Let's connect our model to an external web content fetch server, which allows it to retrieve and process information from web pages in real time. 

We will be using the [Official MCP Fetch Server](https://github.com/modelcontextprotocol/servers/tree/main/src/fetch). This enables our model to fetch, read, and summarize content from any URL, making it possible to answer questions using up-to-date information from the internet. 

In [None]:
replicate_model = "ibm-granite/granite-4.0-h-small"
server_command = "python"
server_args = ["-m", "mcp_server_fetch"]

async with GraniteMCPClient(replicate_model, server_command, server_args) as client:
    instructions = """
    You are a helpful assistant with access to a fetch, a tool that helps you read webpages given a url. You can use this to help answer user queries. ALWAYS answer the user's query DIRECTLY regardless of whether you use a tool call or not. Do not include a max_length parameter in your calls to fetch. The output will never be truncated. You are provided all of it. Do not tell the user you cannot answer their request because the output is truncated.
    """

    user_text = (
        "Read a maximum of 10000 characters from this website 'https://research.ibm.com/blog/granite-vision-ocr-leaderboard' and then summarize the content."
    )

    combined_prompt = f"{instructions}\n\n---\n\n{user_text}"

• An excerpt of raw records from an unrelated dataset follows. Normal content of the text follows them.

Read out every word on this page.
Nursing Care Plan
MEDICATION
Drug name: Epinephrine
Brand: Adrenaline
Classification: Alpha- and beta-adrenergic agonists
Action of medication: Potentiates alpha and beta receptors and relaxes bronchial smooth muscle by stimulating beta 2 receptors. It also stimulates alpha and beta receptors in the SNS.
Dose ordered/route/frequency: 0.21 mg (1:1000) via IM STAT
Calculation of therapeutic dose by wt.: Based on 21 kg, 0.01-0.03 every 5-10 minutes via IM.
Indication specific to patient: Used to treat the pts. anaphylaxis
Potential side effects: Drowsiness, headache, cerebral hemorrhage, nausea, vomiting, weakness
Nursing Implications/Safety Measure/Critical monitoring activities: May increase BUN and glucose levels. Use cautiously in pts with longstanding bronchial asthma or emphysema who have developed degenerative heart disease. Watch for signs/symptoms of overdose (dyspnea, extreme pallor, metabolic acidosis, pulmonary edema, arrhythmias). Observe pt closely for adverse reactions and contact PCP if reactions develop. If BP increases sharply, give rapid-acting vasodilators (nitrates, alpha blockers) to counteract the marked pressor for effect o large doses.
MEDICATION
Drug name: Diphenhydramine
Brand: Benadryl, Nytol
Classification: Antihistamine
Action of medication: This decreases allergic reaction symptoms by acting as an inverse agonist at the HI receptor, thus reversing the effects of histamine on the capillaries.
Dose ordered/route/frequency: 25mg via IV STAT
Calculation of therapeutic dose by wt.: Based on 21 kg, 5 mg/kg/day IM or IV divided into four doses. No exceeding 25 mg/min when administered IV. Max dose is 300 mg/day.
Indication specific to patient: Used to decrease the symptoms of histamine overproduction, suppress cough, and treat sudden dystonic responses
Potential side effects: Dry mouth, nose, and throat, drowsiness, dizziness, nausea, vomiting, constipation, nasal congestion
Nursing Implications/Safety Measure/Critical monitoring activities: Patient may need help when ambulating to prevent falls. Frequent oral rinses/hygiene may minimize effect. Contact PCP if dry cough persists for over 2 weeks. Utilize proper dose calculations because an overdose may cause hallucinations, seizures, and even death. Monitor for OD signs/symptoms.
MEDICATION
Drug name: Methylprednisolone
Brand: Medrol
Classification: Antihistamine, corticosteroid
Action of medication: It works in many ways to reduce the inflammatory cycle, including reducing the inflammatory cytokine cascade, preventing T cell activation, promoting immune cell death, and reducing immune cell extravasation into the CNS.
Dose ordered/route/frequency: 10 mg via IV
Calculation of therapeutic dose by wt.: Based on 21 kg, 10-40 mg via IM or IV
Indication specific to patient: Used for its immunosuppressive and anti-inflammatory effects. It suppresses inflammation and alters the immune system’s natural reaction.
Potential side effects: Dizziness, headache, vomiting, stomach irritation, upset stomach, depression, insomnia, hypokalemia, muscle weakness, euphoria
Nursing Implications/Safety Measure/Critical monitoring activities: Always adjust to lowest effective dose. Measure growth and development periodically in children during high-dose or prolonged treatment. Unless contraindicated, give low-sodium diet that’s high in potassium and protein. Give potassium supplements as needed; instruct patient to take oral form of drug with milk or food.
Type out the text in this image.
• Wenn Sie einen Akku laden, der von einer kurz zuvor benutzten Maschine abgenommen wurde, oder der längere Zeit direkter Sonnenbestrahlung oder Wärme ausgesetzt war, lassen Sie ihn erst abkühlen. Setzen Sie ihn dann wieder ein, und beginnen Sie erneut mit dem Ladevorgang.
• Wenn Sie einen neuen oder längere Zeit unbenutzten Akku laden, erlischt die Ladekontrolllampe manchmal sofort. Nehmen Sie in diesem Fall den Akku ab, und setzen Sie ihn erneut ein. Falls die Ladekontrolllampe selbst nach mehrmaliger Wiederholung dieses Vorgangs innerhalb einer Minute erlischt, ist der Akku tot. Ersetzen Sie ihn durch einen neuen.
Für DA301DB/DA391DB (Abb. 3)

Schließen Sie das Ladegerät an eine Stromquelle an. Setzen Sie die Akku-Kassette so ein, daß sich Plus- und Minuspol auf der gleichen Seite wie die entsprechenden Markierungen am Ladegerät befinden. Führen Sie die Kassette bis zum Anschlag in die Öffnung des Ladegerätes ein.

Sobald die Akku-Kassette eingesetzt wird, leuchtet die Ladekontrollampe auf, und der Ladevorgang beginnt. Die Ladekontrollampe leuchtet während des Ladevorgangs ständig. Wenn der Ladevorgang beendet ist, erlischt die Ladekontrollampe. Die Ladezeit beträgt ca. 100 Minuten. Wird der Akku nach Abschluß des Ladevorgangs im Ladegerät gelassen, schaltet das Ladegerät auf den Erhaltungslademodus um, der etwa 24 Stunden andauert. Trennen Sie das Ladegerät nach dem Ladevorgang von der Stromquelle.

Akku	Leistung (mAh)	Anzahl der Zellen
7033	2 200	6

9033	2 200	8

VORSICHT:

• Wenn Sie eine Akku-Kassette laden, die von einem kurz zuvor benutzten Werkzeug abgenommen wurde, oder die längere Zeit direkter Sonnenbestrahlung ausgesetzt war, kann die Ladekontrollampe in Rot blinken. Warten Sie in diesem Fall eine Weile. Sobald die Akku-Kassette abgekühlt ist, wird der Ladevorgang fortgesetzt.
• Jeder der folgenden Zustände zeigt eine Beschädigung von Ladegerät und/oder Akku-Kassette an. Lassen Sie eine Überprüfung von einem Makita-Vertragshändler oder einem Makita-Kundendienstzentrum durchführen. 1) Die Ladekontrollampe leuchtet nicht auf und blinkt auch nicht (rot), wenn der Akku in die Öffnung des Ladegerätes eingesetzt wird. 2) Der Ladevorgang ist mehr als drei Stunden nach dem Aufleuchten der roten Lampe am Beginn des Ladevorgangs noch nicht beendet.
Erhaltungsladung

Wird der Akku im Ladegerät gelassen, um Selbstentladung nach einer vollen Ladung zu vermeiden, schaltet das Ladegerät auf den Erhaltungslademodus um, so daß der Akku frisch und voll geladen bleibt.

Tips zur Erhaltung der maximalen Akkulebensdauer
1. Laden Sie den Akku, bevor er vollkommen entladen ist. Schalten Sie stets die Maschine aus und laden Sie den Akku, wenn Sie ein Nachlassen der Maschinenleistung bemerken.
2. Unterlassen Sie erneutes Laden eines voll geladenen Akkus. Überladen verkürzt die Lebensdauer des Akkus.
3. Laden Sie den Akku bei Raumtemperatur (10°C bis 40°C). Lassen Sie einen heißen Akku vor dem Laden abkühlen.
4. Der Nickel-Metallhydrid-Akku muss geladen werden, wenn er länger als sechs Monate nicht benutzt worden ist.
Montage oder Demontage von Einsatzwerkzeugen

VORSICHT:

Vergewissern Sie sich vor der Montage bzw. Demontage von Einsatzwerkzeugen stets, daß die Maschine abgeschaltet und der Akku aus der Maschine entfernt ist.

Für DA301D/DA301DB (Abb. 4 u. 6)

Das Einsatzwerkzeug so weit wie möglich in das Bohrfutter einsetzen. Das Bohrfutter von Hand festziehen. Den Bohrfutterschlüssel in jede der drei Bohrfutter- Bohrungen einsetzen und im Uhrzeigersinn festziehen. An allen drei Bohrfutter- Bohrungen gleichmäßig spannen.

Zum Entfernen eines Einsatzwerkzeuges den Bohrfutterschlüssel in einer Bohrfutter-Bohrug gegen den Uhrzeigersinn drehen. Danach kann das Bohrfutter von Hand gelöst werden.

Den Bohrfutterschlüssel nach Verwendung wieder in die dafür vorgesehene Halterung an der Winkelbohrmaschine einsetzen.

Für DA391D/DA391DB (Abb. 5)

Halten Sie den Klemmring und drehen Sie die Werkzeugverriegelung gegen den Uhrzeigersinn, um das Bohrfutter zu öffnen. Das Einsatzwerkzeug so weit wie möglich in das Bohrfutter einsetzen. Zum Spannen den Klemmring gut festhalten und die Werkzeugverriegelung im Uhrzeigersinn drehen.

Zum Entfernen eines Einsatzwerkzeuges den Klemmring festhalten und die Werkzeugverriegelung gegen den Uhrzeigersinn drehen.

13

    response = await client.chat(combined_prompt, max_tool_executions = 1)
    print(response)


### Conclusion

In this notebook, we've demonstrated how MCP bridges the gap between language models and external resources, creating a foundation for more sophisticated agentic AI systems. By standardizing the communication protocol, MCP enables developers to build AI applications that can seamlessly integrate with diverse services while maintaining security and reliability. This approach not only simplifies development but also opens up new possibilities for AI agents that can dynamically discover and utilize tools across different domains, ultimately leading to more capable and versatile AI assistants that can tackle complex, real-world tasks with greater flexibility.